WHAT PRICE PROGRESS?

© Ellis Campbell

Winner 2011 Charlee Marshall Memorial Festival, ‘Golden Cockatoo Award’, Biloela, Queensland.

We revel in technology—it rules each person’s life –
we need its vast assistance to avoid eternal strife.
Computers, faxes, television, scanners—Internet –
text messages and Email, too, much faster than a jet.

With calculators, mobile phones and I-pod, too, of course –
world wide commuting passengers are travelling in force.
Communication’s instant and finance controlled with ease –
how clever is technology—how cool such things as these!

Jim glanced around the gorges and the mountains that he’d crossed –
with faint alarm he sensed a fear that maybe he was lost.
Grey showers screened a timid sun and made directions vague –
without a compass he was slewed and fog loomed like a plague.

He cursed himself for foolishness—he’d come here on his own
and not expecting weather change, he’d left his mobile phone.
No way to indicate concern and state he was perplexed –
if he could only phone someone or maybe send a text!

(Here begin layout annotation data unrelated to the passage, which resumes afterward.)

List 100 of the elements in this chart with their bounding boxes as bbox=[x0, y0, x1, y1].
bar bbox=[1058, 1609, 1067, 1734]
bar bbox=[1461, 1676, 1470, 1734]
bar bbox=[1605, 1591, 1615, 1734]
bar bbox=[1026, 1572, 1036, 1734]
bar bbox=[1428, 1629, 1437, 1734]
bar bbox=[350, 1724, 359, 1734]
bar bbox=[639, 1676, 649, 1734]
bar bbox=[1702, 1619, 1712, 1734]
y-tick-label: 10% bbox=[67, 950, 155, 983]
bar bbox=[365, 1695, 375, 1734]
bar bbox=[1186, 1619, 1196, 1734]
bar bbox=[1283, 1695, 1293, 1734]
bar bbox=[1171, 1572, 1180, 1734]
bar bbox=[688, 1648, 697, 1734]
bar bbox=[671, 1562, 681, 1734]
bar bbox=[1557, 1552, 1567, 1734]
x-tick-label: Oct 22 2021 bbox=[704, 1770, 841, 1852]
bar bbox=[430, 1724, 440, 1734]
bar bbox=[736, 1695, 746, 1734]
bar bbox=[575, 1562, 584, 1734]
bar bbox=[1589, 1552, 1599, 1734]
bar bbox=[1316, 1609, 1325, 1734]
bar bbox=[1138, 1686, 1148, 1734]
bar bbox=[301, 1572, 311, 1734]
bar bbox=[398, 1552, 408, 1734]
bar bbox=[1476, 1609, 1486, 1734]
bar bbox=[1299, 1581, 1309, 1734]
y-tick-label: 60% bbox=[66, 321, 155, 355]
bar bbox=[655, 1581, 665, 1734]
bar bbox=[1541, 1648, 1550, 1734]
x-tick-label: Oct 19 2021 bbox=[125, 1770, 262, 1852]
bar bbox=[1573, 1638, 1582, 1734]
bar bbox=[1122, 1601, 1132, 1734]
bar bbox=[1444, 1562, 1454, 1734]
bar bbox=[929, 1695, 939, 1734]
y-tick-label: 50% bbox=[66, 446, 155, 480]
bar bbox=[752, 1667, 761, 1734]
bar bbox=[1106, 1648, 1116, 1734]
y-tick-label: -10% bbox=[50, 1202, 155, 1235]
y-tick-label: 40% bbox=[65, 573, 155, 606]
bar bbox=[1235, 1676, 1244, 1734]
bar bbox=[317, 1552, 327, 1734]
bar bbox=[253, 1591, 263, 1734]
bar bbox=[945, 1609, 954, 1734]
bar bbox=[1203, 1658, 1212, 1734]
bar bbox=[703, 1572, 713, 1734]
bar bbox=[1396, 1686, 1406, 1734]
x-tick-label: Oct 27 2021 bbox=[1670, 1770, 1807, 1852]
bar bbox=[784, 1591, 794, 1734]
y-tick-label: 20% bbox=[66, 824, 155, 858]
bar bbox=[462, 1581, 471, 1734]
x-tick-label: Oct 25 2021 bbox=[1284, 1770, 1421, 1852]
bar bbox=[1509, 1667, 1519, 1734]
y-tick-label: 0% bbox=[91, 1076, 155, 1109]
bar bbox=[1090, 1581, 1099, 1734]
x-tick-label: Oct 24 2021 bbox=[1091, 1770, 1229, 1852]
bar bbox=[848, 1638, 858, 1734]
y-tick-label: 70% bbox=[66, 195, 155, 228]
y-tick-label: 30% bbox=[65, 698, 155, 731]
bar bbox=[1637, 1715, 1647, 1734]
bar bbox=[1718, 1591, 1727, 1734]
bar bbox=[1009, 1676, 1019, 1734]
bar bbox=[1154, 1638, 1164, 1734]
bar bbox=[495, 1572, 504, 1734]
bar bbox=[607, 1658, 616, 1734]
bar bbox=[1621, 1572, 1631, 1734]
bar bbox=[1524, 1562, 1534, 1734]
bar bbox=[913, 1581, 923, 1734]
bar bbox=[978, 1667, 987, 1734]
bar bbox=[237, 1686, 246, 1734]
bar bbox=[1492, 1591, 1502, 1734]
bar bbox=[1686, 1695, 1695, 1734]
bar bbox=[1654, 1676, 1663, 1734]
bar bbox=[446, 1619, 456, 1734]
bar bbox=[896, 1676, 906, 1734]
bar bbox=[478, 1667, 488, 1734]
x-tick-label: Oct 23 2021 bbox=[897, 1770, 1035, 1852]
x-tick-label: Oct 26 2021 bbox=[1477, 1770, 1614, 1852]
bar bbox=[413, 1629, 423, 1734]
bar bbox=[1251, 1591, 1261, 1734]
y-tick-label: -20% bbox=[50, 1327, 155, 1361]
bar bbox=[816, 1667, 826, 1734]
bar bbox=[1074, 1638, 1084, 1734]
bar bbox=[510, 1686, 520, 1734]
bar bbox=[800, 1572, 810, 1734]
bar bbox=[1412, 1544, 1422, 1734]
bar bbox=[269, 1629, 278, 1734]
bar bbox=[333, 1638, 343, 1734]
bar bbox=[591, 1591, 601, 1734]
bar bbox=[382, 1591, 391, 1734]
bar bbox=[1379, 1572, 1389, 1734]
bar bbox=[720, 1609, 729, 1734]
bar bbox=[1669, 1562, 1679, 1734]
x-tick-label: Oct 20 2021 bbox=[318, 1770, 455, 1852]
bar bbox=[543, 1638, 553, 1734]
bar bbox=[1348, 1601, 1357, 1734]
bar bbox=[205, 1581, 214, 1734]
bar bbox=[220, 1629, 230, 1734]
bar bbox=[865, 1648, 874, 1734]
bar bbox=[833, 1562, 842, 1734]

Smoke signals were beyond his ken—so primitive he knew –
and none could read those, anyhow—as natives used to do.
He longed to light a fire though, to keep the cold at bay,
but without matches hope was lost—there was no other way.

The Aborigines, of course, would use their fire sticks –
an art beyond the white man’s skill—like many native’s tricks.
He spent the night in misery, hunched cold behind a rock –
he knew he was completely lost—the night sounds rose to mock.

Jim stumbled on in morning light, confused by everything –
the hunger pangs began to gnaw, he felt the frost-bite’s sting.
Without a gun he could not kill an animal to eat,
or catch a fish without some gear—he faced complete defeat.


The natives used their boomerangs, their nullahs, slings and spears
to fish and hunt in plenitude for many thousand years.
If he accomplished catching game by means of skill or force –
without a fire cooking was impossible, of course.


He heard a helicopter, churning through the misty sky,
and waved his arms in frenzy but it kept on droning by.
He blundered on in senseless mode—directionless he trudged –
he cursed the folly of his quest and distance he’d misjudged.

Three sleepless nights and days of hunger left him quite distressed –
he knew that searchers would be fazed by problems manifest.
But still he stumbled gamely on, determined to survive –
the thought of rescue bolstered him and kept his hopes alive.

Without a compass, safety matches, gun or mobile phone
the Aborigines survived and made this land their own.
The wonder of technology that modern men must know,
falls short of what our natives knew ten thousand years ago!